In the northern hemisphere, the ice stretched from the Arctic southwards over Canada and just into the northern USA as far as New York. Over Europe, the ice extended over northern areas, including Scandinavia and large areas of the UK. Northern Russia was covered in ice and mountainous areas had a greater ice coverage than currently. Mountain ranges affected included the Alps, Himalayas and the Andes. The Antarctic ice sheet covered a much greater area than in present times (we are currently in the Holocene epoch, marking our current interglacial phase).
Suggested reasons for the repeated ice advances, followed by retreats, include the earth’s orbital change, sunspot activity, volcanic activity and ocean current changes:
Orbital change
Milankovitch Cycles describe the Earth changing its orbit around the sun. The orbit can vary from circular to elliptical and this can affect the amount of solar energy received by the earth. Less energy will result in a growth of glaciers and more energy causes an interglacial as ice sheets melt.

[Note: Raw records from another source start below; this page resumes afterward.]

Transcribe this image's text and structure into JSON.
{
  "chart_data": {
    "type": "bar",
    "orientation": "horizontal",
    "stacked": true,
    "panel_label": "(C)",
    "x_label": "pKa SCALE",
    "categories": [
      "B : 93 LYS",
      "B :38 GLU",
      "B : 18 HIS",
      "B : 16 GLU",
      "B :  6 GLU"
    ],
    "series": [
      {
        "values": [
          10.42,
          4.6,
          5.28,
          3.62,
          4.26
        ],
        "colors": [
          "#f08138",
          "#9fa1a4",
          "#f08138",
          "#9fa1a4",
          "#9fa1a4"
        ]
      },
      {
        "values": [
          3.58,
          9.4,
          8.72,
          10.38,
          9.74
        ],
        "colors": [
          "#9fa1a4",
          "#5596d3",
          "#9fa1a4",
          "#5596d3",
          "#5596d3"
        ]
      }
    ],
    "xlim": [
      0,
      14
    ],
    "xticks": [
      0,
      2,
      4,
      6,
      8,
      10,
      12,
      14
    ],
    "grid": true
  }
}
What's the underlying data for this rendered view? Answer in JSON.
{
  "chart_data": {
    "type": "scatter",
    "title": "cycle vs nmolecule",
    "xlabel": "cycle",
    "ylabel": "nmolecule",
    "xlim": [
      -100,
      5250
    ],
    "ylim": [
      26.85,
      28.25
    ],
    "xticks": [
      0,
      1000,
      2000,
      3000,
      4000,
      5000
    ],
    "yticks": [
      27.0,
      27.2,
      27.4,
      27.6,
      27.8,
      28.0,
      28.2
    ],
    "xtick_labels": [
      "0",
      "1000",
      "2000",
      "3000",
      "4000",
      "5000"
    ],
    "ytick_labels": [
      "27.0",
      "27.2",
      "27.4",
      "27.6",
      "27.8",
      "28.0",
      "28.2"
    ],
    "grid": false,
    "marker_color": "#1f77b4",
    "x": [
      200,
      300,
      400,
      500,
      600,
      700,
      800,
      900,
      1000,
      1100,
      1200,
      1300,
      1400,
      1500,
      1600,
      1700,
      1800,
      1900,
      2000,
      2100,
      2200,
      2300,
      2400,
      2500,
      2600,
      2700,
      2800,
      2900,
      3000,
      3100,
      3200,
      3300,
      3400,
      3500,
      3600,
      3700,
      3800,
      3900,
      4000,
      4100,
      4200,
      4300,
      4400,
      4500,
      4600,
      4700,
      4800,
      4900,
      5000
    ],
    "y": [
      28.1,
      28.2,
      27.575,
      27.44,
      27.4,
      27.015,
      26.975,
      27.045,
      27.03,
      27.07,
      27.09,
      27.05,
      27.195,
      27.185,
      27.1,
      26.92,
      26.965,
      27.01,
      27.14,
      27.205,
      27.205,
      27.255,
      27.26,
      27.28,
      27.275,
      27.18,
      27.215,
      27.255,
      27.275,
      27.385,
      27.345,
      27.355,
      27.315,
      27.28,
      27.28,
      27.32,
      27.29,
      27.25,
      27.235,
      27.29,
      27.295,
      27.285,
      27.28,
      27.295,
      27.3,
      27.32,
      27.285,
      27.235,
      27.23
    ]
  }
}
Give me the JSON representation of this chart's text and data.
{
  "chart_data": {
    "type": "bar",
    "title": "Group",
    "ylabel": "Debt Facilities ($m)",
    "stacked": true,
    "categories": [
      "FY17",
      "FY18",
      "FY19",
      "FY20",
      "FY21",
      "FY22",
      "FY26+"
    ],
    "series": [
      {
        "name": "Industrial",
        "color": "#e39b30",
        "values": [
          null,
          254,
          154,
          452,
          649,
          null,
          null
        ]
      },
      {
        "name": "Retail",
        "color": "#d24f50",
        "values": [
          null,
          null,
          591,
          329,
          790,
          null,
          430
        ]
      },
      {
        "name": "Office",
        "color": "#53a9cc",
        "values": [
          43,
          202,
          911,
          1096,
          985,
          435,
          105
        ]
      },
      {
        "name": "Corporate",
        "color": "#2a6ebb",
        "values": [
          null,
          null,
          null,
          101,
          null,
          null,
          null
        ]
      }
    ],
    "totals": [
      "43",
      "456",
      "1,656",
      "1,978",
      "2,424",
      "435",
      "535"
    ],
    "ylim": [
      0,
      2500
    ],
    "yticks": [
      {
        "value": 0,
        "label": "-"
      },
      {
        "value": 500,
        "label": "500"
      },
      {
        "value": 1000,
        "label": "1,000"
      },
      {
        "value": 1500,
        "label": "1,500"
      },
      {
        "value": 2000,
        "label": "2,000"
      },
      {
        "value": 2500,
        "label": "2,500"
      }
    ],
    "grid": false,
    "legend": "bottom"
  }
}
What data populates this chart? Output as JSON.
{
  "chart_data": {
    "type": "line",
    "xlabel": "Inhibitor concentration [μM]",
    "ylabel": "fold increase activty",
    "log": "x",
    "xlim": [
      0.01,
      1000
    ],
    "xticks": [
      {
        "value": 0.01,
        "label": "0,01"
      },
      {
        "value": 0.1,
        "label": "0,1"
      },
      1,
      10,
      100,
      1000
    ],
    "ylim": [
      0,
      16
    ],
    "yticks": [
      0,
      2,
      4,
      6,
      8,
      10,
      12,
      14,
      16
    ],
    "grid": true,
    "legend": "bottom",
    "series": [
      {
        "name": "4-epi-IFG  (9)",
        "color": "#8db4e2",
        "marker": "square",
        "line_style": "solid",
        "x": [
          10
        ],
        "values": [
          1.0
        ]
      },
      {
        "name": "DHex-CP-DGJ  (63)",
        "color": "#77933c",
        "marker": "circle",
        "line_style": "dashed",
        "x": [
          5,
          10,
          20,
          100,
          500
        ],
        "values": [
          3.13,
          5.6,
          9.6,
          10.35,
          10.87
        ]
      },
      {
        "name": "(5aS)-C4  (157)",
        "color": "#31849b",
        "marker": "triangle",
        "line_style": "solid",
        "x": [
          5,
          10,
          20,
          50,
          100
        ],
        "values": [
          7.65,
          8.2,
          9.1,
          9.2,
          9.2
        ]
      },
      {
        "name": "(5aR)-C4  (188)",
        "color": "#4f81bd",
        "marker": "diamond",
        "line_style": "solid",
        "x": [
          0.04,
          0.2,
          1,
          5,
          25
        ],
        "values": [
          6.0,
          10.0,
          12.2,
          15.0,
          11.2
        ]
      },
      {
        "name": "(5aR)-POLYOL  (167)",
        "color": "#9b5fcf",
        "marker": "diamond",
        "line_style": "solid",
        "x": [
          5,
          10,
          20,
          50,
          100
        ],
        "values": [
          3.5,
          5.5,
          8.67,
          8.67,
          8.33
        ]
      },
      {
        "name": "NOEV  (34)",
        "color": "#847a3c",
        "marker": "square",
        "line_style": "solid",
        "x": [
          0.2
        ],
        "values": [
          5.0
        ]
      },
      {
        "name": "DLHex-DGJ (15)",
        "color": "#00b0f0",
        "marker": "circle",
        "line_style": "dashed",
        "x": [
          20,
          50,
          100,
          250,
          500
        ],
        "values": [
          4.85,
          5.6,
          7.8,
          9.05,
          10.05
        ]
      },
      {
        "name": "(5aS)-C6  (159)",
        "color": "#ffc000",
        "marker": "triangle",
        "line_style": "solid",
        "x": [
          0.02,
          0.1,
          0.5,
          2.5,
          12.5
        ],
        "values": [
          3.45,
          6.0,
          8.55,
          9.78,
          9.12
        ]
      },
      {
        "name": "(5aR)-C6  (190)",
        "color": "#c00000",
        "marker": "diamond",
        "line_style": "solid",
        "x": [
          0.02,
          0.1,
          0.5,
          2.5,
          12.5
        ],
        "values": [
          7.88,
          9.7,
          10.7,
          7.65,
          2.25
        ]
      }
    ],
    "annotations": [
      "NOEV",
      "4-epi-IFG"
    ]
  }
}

Milankovitch also suggested that that the Earth’s rotational axis can change. Typically, the Earth’s axis of rotation is tilted at 23.5 degrees from the vertical. However, this angle is liable to change a few degrees either way over time and, this affects the degree of seasonality upon the earth. The combination of orbital change coinciding with maximum/minimum axial tilt can shift the earth from a glacial to an interglacial phase – and back again.
Sunspot activity
Sunspot activity, whereby the sun releases additional energy from its surface has been shown to tie in with changes to the Earth’s climate.
The sun has been monitored by telescope since the 1600s and reductions in sun spot activity has a correlation with times when the Earth’s temperature dropped. An illustration of this occurred during The Little Ice Age (1650-1850), when northern Europe experienced longer winters, frozen seas and rivers and Alpine glaciers surged further down their valleys. This coincided with a period of lower solar sunspot activity.
Volcanic activity
Volcanic dust ejected during eruptions can have an impact on global temperature. Much of this dust is sent up into the lower atmosphere and has little impact as it is dispersed by wind. However, if the dust rises into the stratosphere it can stay there for weeks or months and this can cause global cooling. This cooling can lead to increased snow precipitation and the growth of ice frontiers.
Ocean current changes
Some scientists believe that changes to the Ocean Conveyor Belt will result in some areas of the world’s oceans not receiving their usual warm ocean currents, meaning that sea ice can increase. Similarly, during interglacials, the conveyor belt operates more effectively again and transfers warm water to polar areas, melting sea ice.